Lo scacco matto della Premier
Stefano Lepri
Un leader che vuole durare deve tentare di guardare più in là dei partiti che lo sostengono; deve almeno far mostra di sottrarsi a patteggiamenti di potere quando si tratta di aziende che hanno un peso importante nell’economia del Paese. Giorgia Meloni ha intrapreso questa sfida con ambizione ma deve accettare compromessi.
Riuscirà a imporre alla guida di Leonardo, ex Finmeccanica, azienda di importanza anche militare, un tecnico senza etichette di partito come Roberto Cingolani (che però ha scarsa esperienza come manager). Rischia invece di subire il recupero come presidente Enel di Paolo Scaroni, che all’Eni fino al 2014 promosse la dipendenza dalle forniture di gas russo.
Comunque vada, dopo un accordo frutto di vari do ut des, le nuove dirigenze societarie che usciranno da questa prova saranno meno forti. Non va bene, proprio in una fase in cui nuovi importanti investimenti, quelli legati al Pnrr, richiederanno anzi maggiore incisività ed efficienza, specie da parte di chi si occupa di energia.
Si è discusso di poltrone da occupare senza mai discutere nel merito se i capi azienda da sostituire o da confermare abbiano operato bene o male durante i loro mandati; se alcune scelte fossero buone o cattive, o se semplicemente, dopo anni che la stessa persona è alla guida, si ritiene preferibile un ricambio.
Le questioni di sostanza restano eluse.

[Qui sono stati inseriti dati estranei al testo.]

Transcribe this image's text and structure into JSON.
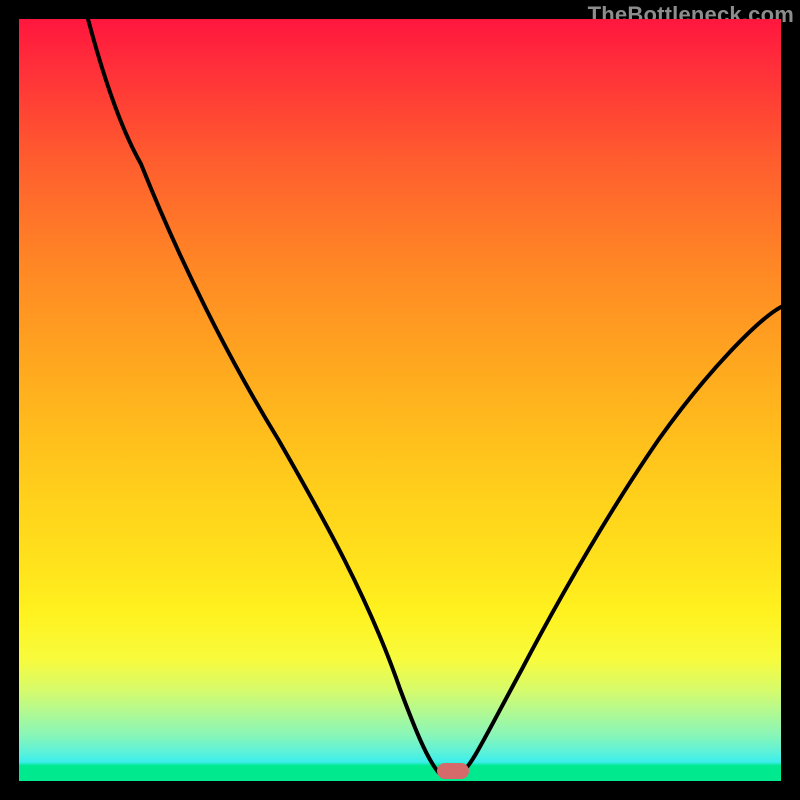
{
  "watermark": "TheBottleneck.com",
  "chart_data": {
    "type": "line",
    "title": "",
    "xlabel": "",
    "ylabel": "",
    "xlim": [
      0,
      100
    ],
    "ylim": [
      0,
      100
    ],
    "grid": false,
    "legend": false,
    "curve_comment": "V-shaped bottleneck curve. x is horizontal 0..100 (left to right), y is vertical value 0..100 (0 at bottom, 100 at top).",
    "x": [
      9,
      12,
      16,
      22,
      28,
      34,
      40,
      46,
      50,
      54,
      56,
      58,
      60,
      66,
      74,
      82,
      90,
      100
    ],
    "y": [
      100,
      92,
      81,
      68,
      56,
      45,
      34,
      22,
      12,
      4,
      0,
      0,
      1,
      10,
      24,
      38,
      50,
      62
    ],
    "marker": {
      "x": 57,
      "y": 0,
      "color": "#d66a6a"
    },
    "background_gradient_comment": "Vertical gradient: red (top) → orange → yellow → green (bottom).",
    "colors": {
      "curve": "#000000",
      "marker": "#d66a6a",
      "frame": "#000000"
    }
  }
}
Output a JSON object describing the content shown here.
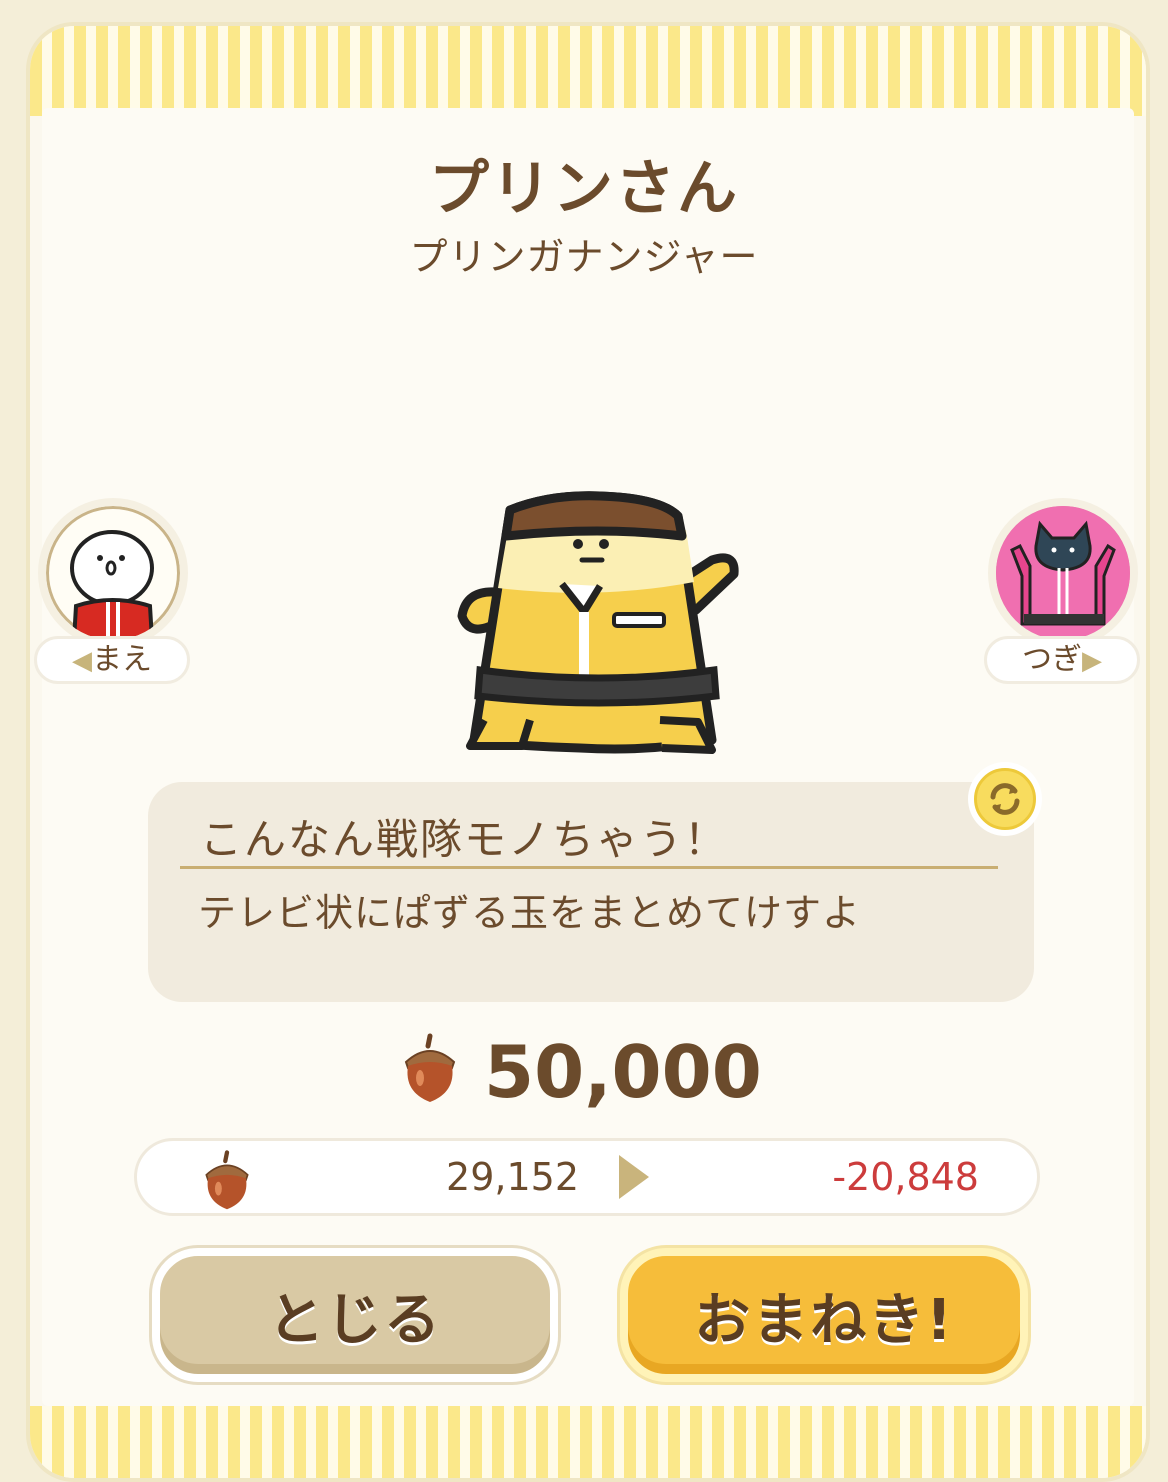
{
  "header": {
    "title": "プリンさん",
    "subtitle": "プリンガナンジャー"
  },
  "navigation": {
    "prev_label": "まえ",
    "next_label": "つぎ"
  },
  "speech": {
    "line1": "こんなん戦隊モノちゃう！",
    "line2": "テレビ状にぱずる玉をまとめてけすよ"
  },
  "cost": {
    "price": "50,000",
    "current_balance": "29,152",
    "balance_after": "-20,848"
  },
  "buttons": {
    "close_label": "とじる",
    "invite_label": "おまねき!"
  },
  "colors": {
    "text_brown": "#6b4b2c",
    "negative_red": "#cc3c3c",
    "invite_button": "#f6bd3a",
    "close_button": "#d9c9a4",
    "stripe_yellow": "#fbe88a"
  },
  "icons": [
    "acorn-icon",
    "refresh-icon",
    "triangle-left-icon",
    "triangle-right-icon"
  ]
}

L’Eni ha saputo realizzare in poco più di un anno prima sotto il governo Draghi poi sotto l’attuale, una conversione rapida delle forniture per svincolarsi da Mosca. Però non si è mai chiarito se le alternative ora sfruttate, come l’Algeria, fossero state disponibili già da prima e perché fossero state scartate.
Se scelte anche valide, su queste aziende che molto contribuiscono all’immagine dell’Italia all’estero, vengono controbilanciate da patteggiamenti su altre, si rischia di allarmare gli investitori privati dai quali proviene una fetta consistente del capitale azionario. Sarà lecito domandarsi se d’ora in poi le mosse aziendali saranno sottoposte a maggiore influenza politica.
Negli anni ’80, furono queste pratiche perverse – compresa la «lottizzazione» degli incarichi di dirigente fino ai livelli intermedi – a completare il dissesto di aziende già deformate dal loro asservimento a scopi di consenso politico. Alcune furono chiuse, altre vendute; negli anni ’90 nuovi manager capaci dovettero faticare molto per ritrovare l’efficienza, ma per fortuna ci riuscirono.
Quei tempi non possono ritornare. Mercati aperti e concorrenziali e azionisti di minoranza attenti non lo permettono. Ai manager poco disposti a sottomettersi è più facile sbattere la porta. Però in un Paese dall’amministrazione inefficiente e dalla politica sempre assai permeata dalla corruzione le grandi partecipate di Stato svolgono un ruolo cruciale.